Hedi livre son témoignage d’abord à La Provence, le 10 juillet. Chez nos confrères, il explique que ce samedi 1er juillet, il n’avait pas pris part aux attroupements en centre-ville. Le jeune homme travaille dans l’hôtellerie-restauration à Meyrargues et avait fini son service vers 1 h 30. En arrivant à Marseille avec un ami, il décide de suivre l’hélicoptère de la gendarmerie déployé ce soir-là. Jusqu’à cette rue mal éclairée, presque au bout du cours Lieutaud où les deux hommes croisent la route de “quatre ou cinq” policiers, armés et en civil.

Les amis font demi-tour en courant mais Hedi s’effondre : il vient d’être touché à la tête par un tir de flashball. La scène ne s’arrête pas là. La victime affirme avoir été trainée au sol. Suivent des “coups de pied, de poing et de matraque”. Puis les policiers s’en vont. Et laissent Hedi ici, gisant au sol. C’est un épicier du quartier qui l’emmènera à l’hôpital, où il sera plongé dans le coma, avec un pronostic vital engagé.

Des collègues solidaires

Dès sa première prise de parole, le jeune homme identifie ses agresseurs comme des policiers de la Bac. Il ne faut attendre que quelques jours après son témoignage pour que la procédure lui donne raison. Mardi 18 juillet, huit fonctionnaires sont placés en garde-à-vue. On trouve parmi eux une officière, précise une source à Marsactu, confirmant une information de La Provence. Cette dernière repart libre, comme trois autres fonctionnaires. Ce jeudi, l’étau se resserre sur quatre policiers. En fin de matinée, le parquet annonce leur présentation devant le juge d’instruction et requiert leur détention provisoire.
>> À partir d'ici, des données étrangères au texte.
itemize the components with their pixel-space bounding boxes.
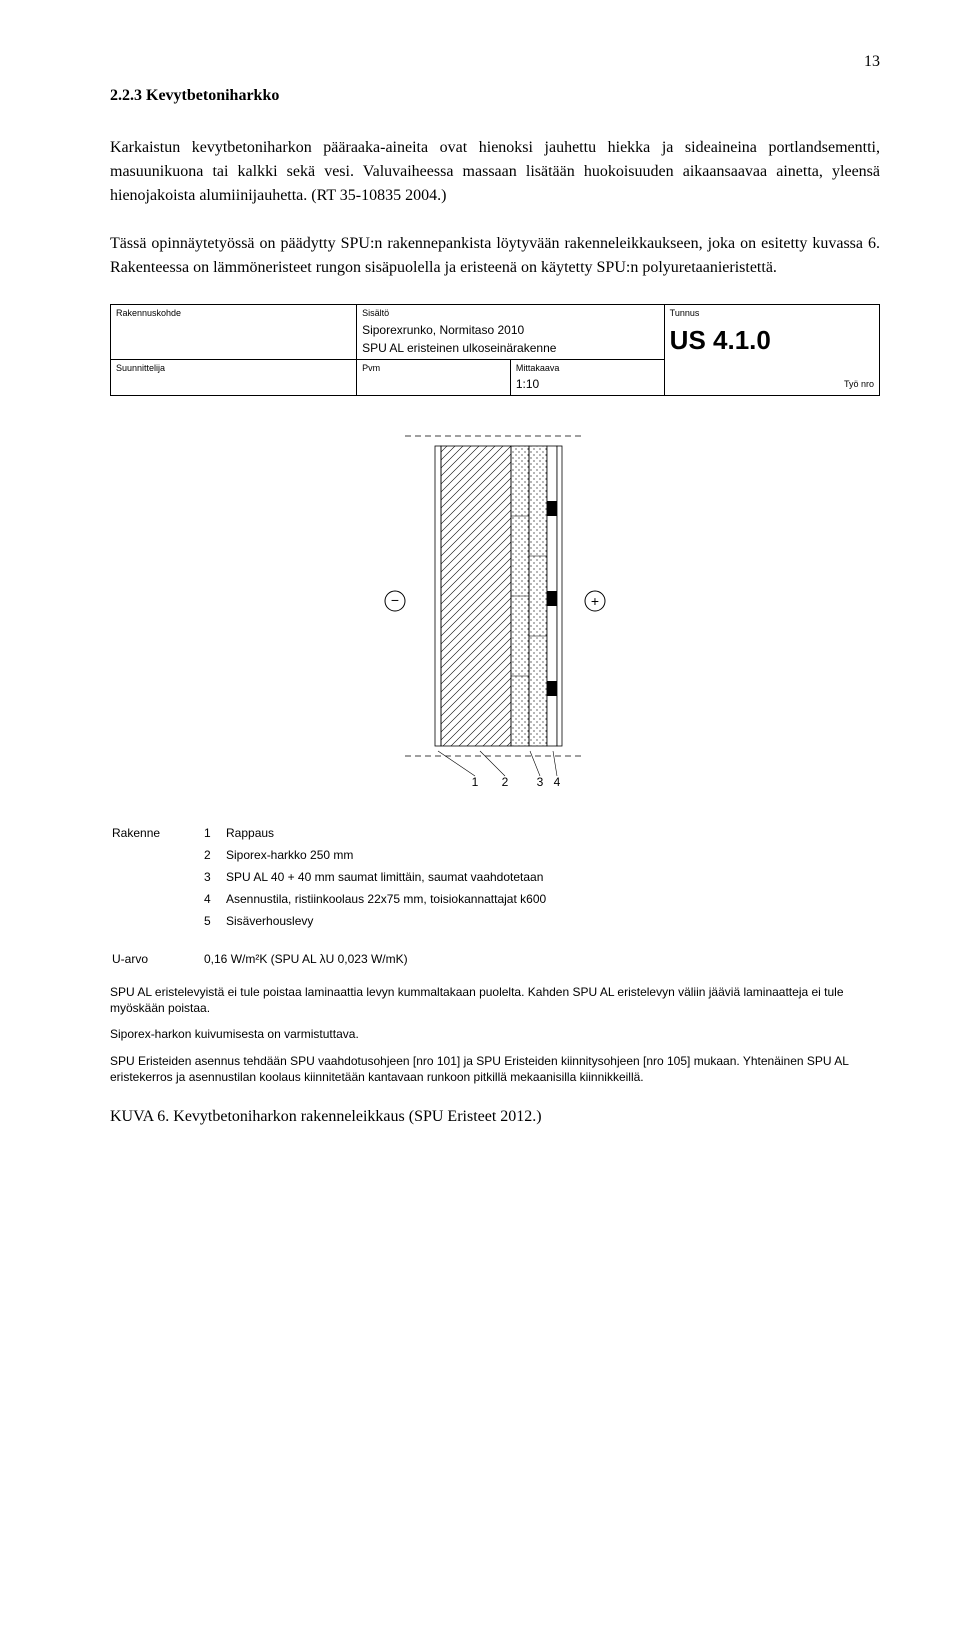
body-paragraph-2: Tässä opinnäytetyössä on päädytty SPU:n … — [110, 232, 880, 280]
tb-sisalto-line2: SPU AL eristeinen ulkoseinärakenne — [362, 339, 659, 357]
col-label-1: 1 — [472, 775, 479, 789]
col-label-3: 3 — [537, 775, 544, 789]
legend-row-2-n: 2 — [204, 846, 224, 866]
uarvo-label: U-arvo — [112, 950, 202, 970]
legend-row-5-t: Sisäverhouslevy — [226, 912, 554, 932]
legend-header: Rakenne — [112, 824, 202, 844]
drawing-titleblock: Rakennuskohde Sisältö Siporexrunko, Norm… — [110, 304, 880, 396]
note-3: SPU Eristeiden asennus tehdään SPU vaahd… — [110, 1053, 880, 1085]
note-2: Siporex-harkon kuivumisesta on varmistut… — [110, 1026, 880, 1042]
legend-row-3-t: SPU AL 40 + 40 mm saumat limittäin, saum… — [226, 868, 554, 888]
tb-tunnus-label: Tunnus — [670, 307, 874, 321]
legend-row-5-n: 5 — [204, 912, 224, 932]
legend-row-3-n: 3 — [204, 868, 224, 888]
legend-row-1-n: 1 — [204, 824, 224, 844]
body-paragraph-1: Karkaistun kevytbetoniharkon pääraaka-ai… — [110, 136, 880, 208]
legend-row-2-t: Siporex-harkko 250 mm — [226, 846, 554, 866]
legend-row-4-t: Asennustila, ristiinkoolaus 22x75 mm, to… — [226, 890, 554, 910]
tb-sisalto-line1: Siporexrunko, Normitaso 2010 — [362, 321, 659, 339]
tb-tunnus-value: US 4.1.0 — [670, 321, 874, 360]
uarvo-value: 0,16 W/m²K (SPU AL λU 0,023 W/mK) — [204, 950, 416, 970]
col-label-4: 4 — [554, 775, 561, 789]
tb-mittakaava-value: 1:10 — [516, 375, 659, 393]
tb-suunnittelija-label: Suunnittelija — [116, 362, 351, 376]
drawing-notes: SPU AL eristelevyistä ei tule poistaa la… — [110, 984, 880, 1085]
tb-tyonro-label: Työ nro — [844, 378, 874, 392]
section-heading: 2.2.3 Kevytbetoniharkko — [110, 84, 880, 108]
page-number: 13 — [110, 50, 880, 74]
minus-symbol: − — [391, 592, 399, 608]
u-value-row: U-arvo 0,16 W/m²K (SPU AL λU 0,023 W/mK) — [110, 948, 418, 972]
tb-mittakaava-label: Mittakaava — [516, 362, 659, 376]
legend-row-4-n: 4 — [204, 890, 224, 910]
tb-sisalto-label: Sisältö — [362, 307, 659, 321]
tb-rakennuskohde-label: Rakennuskohde — [116, 307, 351, 321]
wall-section-drawing: − + 1 2 3 4 — [110, 396, 880, 816]
col-label-2: 2 — [502, 775, 509, 789]
figure-caption: KUVA 6. Kevytbetoniharkon rakenneleikkau… — [110, 1105, 880, 1129]
figure-6: Rakennuskohde Sisältö Siporexrunko, Norm… — [110, 304, 880, 1085]
wall-section-svg: − + 1 2 3 4 — [335, 406, 655, 816]
note-1: SPU AL eristelevyistä ei tule poistaa la… — [110, 984, 880, 1016]
tb-pvm-label: Pvm — [362, 362, 505, 376]
layer-legend: Rakenne 1 Rappaus 2Siporex-harkko 250 mm… — [110, 822, 556, 934]
plus-symbol: + — [591, 593, 599, 609]
legend-row-1-t: Rappaus — [226, 824, 554, 844]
Malgré la gravité des faits, ces quatre suspects peuvent compter sur le soutien de leurs collègues. Devant la préfecture de police, siège de l’IGPN, les mis en cause sortent de garde-à-vue acclamés par leurs pairs. “On ne vous lâche pas !”, lance l’un d’eux. Le véhicule s’élance vers le tribunal, direction le bureau du juge. Et là encore, une quarantaine de fonctionnaires sont présents, éparpillés en petits groupes. Certains sont membres, comme plusieurs mis en cause du dossier, du syndicat Alliance. Sur place, un policier porteur d’une arme de poing à la ceinture se montre hostile envers nous : “Vous êtes un peu chiante, vous. On n’a pas besoin de journalistes, circulez !”

Les auditions des quatre policiers se seront étendues jusque dans la nuit. À l’heure où nous écrivons ces lignes, ce mouvement de soutien spontané n’a pas été suivi de prise de parole de la part des syndicats policiers de la ville. Mais une cagnotte de soutien à été ouverte, selon Le Parisien.
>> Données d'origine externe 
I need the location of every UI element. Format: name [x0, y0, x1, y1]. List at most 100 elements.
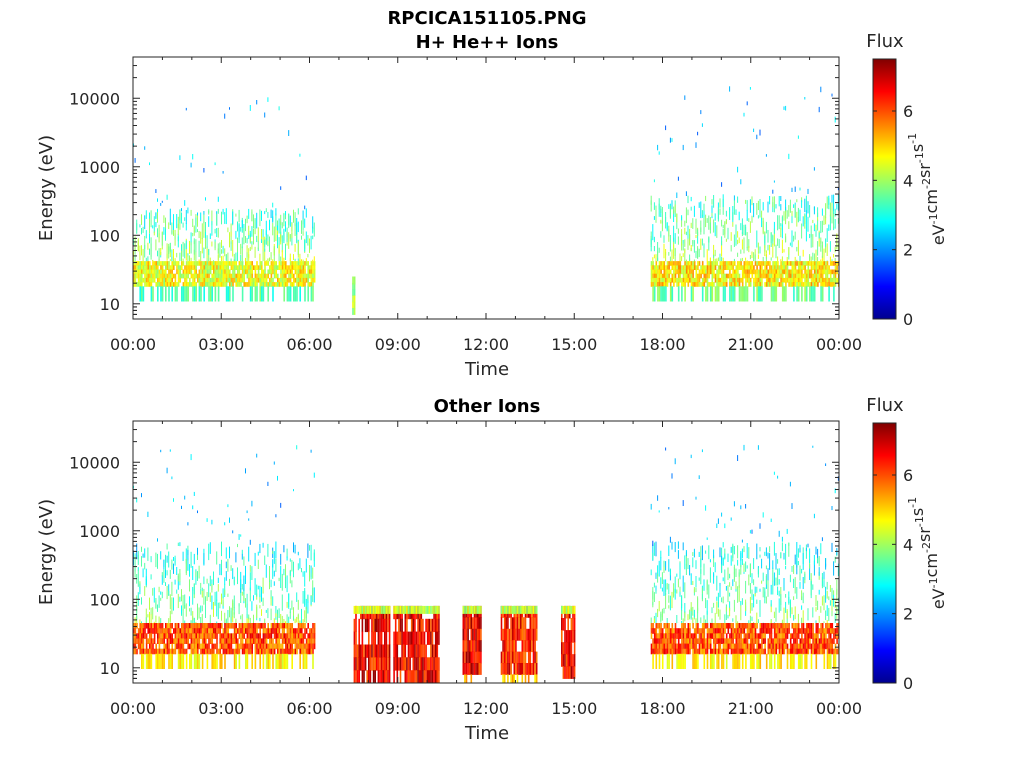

Sur la trace d’éléments de preuves

L’histoire de Hedi ressemble tragiquement à celle d’une autre agression policière, survenue il y a un peu plus de quatre ans tôt à Marseille. Le 8 décembre 2018, en marge d’une manifestation des gilets jaunes à laquelle elle n’avait pas participé, Angelina, connue d’abord sous le prénom d’emprunt de Maria, est prise à partie par des policiers casqués. Victime d’un tir dans la jambe, elle est ensuite rouée de coups à la tête. Elle souffre toujours des séquelles d’un traumatisme crânien. La scène a été filmée par des voisins. Mais les fonctionnaires n’ont toujours pas été identifiés. Après deux ordonnances de non-lieu, l’enquête vient juste d’être relancée.

Dans l’affaire de Hedi, la rapidité de la procédure laisse penser qu’il existe un ou plusieurs éléments solides permettant d’identifier les agresseurs. Mais lesquels ? À notre connaissance, aucune vidéo amateur n’a été diffusée pour l’heure. Les enquêteurs doivent en revanche disposer des caméras de la ville ainsi que des procès-verbaux établis au milieu du chaos de cette nuit du 1er juillet. La lecture de ces derniers permet parfois de recomposer les équipages à l’œuvre. Même si, comme l’explique une source policière, “le propre de la Bac, c’est d’être volatile, donc difficile à tracer”.

Contacté, l’avocat des policiers n’a pas souhaité s’exprimer, préférant “se concentrer sur la défense de [ses] clients.” L’avocat de la famille de Hedi, Jacques-Antoine Preziosi, estime que “les faits tels qu’ils sont rapportés sont odieux et indignes de la police.” Il ajoute que la scène d’applaudissements devant le siège de l’IGPN “est plus odieuse encore” et “dénigre la profession”. Leila, la mère de Hedi, exprime par téléphone son émoi et se dit “bouleversée” par ces images. Elle conclut : “mais on a confiance en la justice, c’est le plus important”.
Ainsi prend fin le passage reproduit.